İnsan ve Bilinç -1-

Cemal Zöngür kullanıcısının resmi
İnsanileşmeye Doğru: Metafiziğin belirttiği gibi, insan kesinlikle günümüzde sahip olduğu özelliklerle hazır şekilde var olan bir canlı değildir.

Bizi insanlaşmaya götüren ilk yapı 1,4 kilo ağırlığında olan beyin içerisindeki 100 milyar hücredir. İkinci aşamaysa bu hücrelerin bilinç merkezindeki Frontal ve Parietal Lopların sınırsız şekilde deneyim ve bilgileri kaydedip, sorgulama (Reaksiyon) yeteneğini yükseltmesidir.
 
İnsan bilincinin özelliklerine geçmeden önce, insanın biyolojik olarak temel yaşamıyla ilgili kısa ön bilgileri hatırladıktan sonra, bilinci yorumlamak daha kolay olacaktır. Evren ve dünyada var olan bütün canlılar, öncelikle beslenme güdüsüyle hazır şekilde doğarlar. Beslenme ihtiyacı giderilmeden hiçbir canlı diğer güdü ve edimlerini harekete geçiremezler. Canlılar için beslenme tek ve ilk var oluş kaynak olduğuna göre, beslenmenin şekli, yeterliliği, çeşitliliği ve zenginliği insanda hem fizyolojik hem de duygu düşünce ve sosyalleşme açısından inanılmayacak değişimler yaratandır. Beslenmeye bağlı olarak diğer güdüler sürekli çalışıp değişimler gösterirken, edinilen bilgilerin niteliğine göre fonksiyonelleşir bilinç. Beslenme deyip geçilmemelidir.

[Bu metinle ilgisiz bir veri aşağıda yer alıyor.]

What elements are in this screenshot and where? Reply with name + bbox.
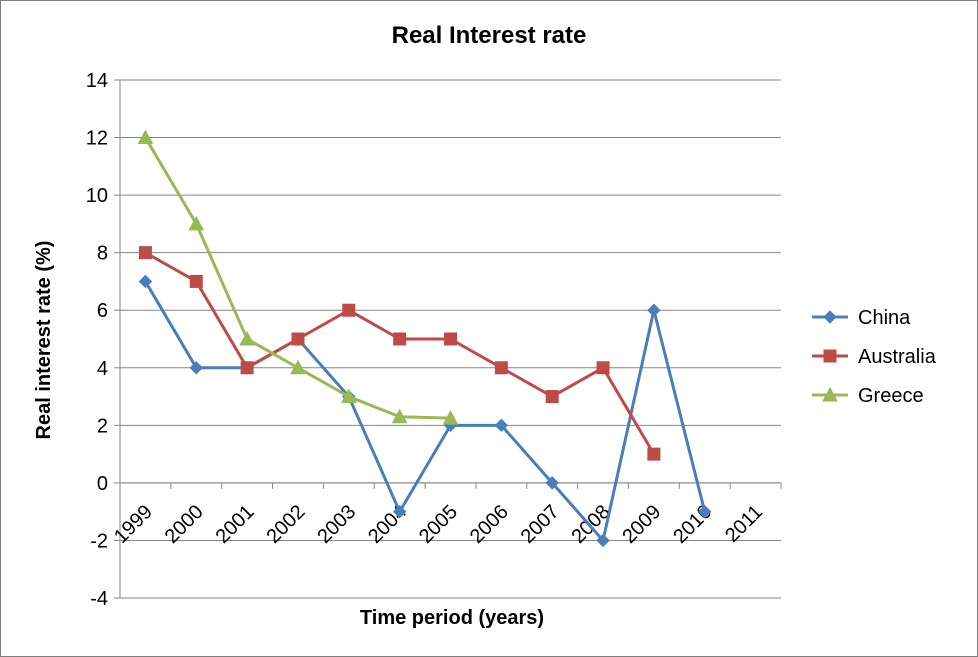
data-point <box>392 504 407 519</box>
series-china <box>138 274 712 548</box>
legend-label: Australia <box>858 346 937 368</box>
data-point <box>647 447 661 461</box>
data-point <box>545 476 559 490</box>
y-tick-label: 14 <box>86 70 108 92</box>
legend-marker <box>823 349 837 363</box>
data-point <box>188 215 205 231</box>
series-greece <box>137 129 459 425</box>
legend-item: China <box>812 307 911 329</box>
data-point <box>189 274 203 288</box>
y-tick-label: 12 <box>86 128 108 150</box>
y-tick-label: 2 <box>97 415 108 437</box>
data-point <box>291 332 305 346</box>
x-axis-title: Time period (years) <box>360 607 544 629</box>
legend-item: Greece <box>812 385 924 407</box>
gridlines <box>120 79 781 599</box>
legend: China Australia Greece <box>812 307 937 407</box>
data-point <box>494 418 509 433</box>
legend-item: Australia <box>812 346 937 368</box>
axes <box>114 79 782 599</box>
y-tick-label: 0 <box>97 473 108 495</box>
data-point <box>138 274 153 289</box>
series-australia <box>138 246 661 461</box>
legend-marker <box>822 386 838 402</box>
data-point <box>342 303 356 317</box>
y-tick-label: 10 <box>86 185 108 207</box>
data-point <box>240 361 254 375</box>
data-point <box>442 410 459 425</box>
data-point <box>444 332 457 346</box>
data-point <box>393 332 407 346</box>
data-point <box>239 330 255 346</box>
data-point <box>494 361 508 375</box>
data-point <box>138 246 152 260</box>
legend-marker <box>823 310 837 324</box>
data-point <box>137 129 154 145</box>
y-axis-title: Real interest rate (%) <box>33 241 55 440</box>
data-point <box>647 303 661 317</box>
y-tick-label: -4 <box>90 588 108 610</box>
data-point <box>391 408 408 424</box>
data-point <box>545 390 559 404</box>
series-line <box>144 280 707 542</box>
data-point <box>290 359 306 375</box>
data-point <box>698 504 712 519</box>
y-tick-label: 6 <box>97 300 108 322</box>
y-tick-label: 8 <box>97 243 108 265</box>
data-point <box>596 533 610 548</box>
chart-title: Real Interest rate <box>392 22 587 49</box>
legend-label: China <box>858 307 911 329</box>
data-point <box>340 388 357 404</box>
series-group <box>137 129 712 548</box>
y-tick-labels: 14 12 10 8 6 4 2 0 -2 -4 <box>86 70 108 610</box>
data-point <box>596 361 610 375</box>
y-tick-label: -2 <box>90 530 108 552</box>
y-tick-label: 4 <box>97 358 108 380</box>
legend-label: Greece <box>858 385 924 407</box>
data-point <box>189 361 203 375</box>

Her canlı türde olduğu gibi, insanda yediği besinler sayesinde önce Amino Asitlere sahip olur. Amino Asitler + Protein üretir, Proteinler + Homon, Hormonlar da yeterince uyarıcı (Dopamin) salgılar. Dopamin; hücreler başta olmak üzere, beynin ana merkezindeki duyguların (Amigdala) şahlanmasını sağlayan biyolojik kimyasaldır. Bu olay hayvanlarda, hücrelerin sayısal yetersizliği, beyin yapılarının küçük, beyin hücrelerinin sınırlı hareket etmesi sonucunda, insanlar kadar derin bilinçsel hafızaya sahip olamadıkları gibi, duygu ve hareketleri bu yüzden sınırlıdır.
Temel bu gerçeklikten hareketle, insan ilk (Pro) düşüncesini sınırlı şekilde kullanmaya başladığı Paleolitik ve Mezolitik çağlarda, daha çok diğer hayvanların beslenme şekline yakın güdü ve doğal olanaklarla hayatlarını sürdürmüşlerdir. On binlerce yıl önce aşama aşama tarımsal yaşam biçimini icat eden insan, böylece beslenmesini zenginleştirip egoist güdüler, düşünme yeteneği ve yaşam aktiviteleri gelişmiş oldu. Bunun sonucunda insan, hayvanlardan farklılaşabildi. İnsandaki her türlü gelişmeyi sağlayıp belirleyici yapılar şunlardır.
1-Beyindeki sinir hücrelerin sınırsız hareketli olması.
2-Bilinç merkezindeki hücreler doğa, çevre ve varlıkların özelliklerine göre reaksiyon gösterip, sorgu ve de düşünsel mekanizmayı güçlendirmesi.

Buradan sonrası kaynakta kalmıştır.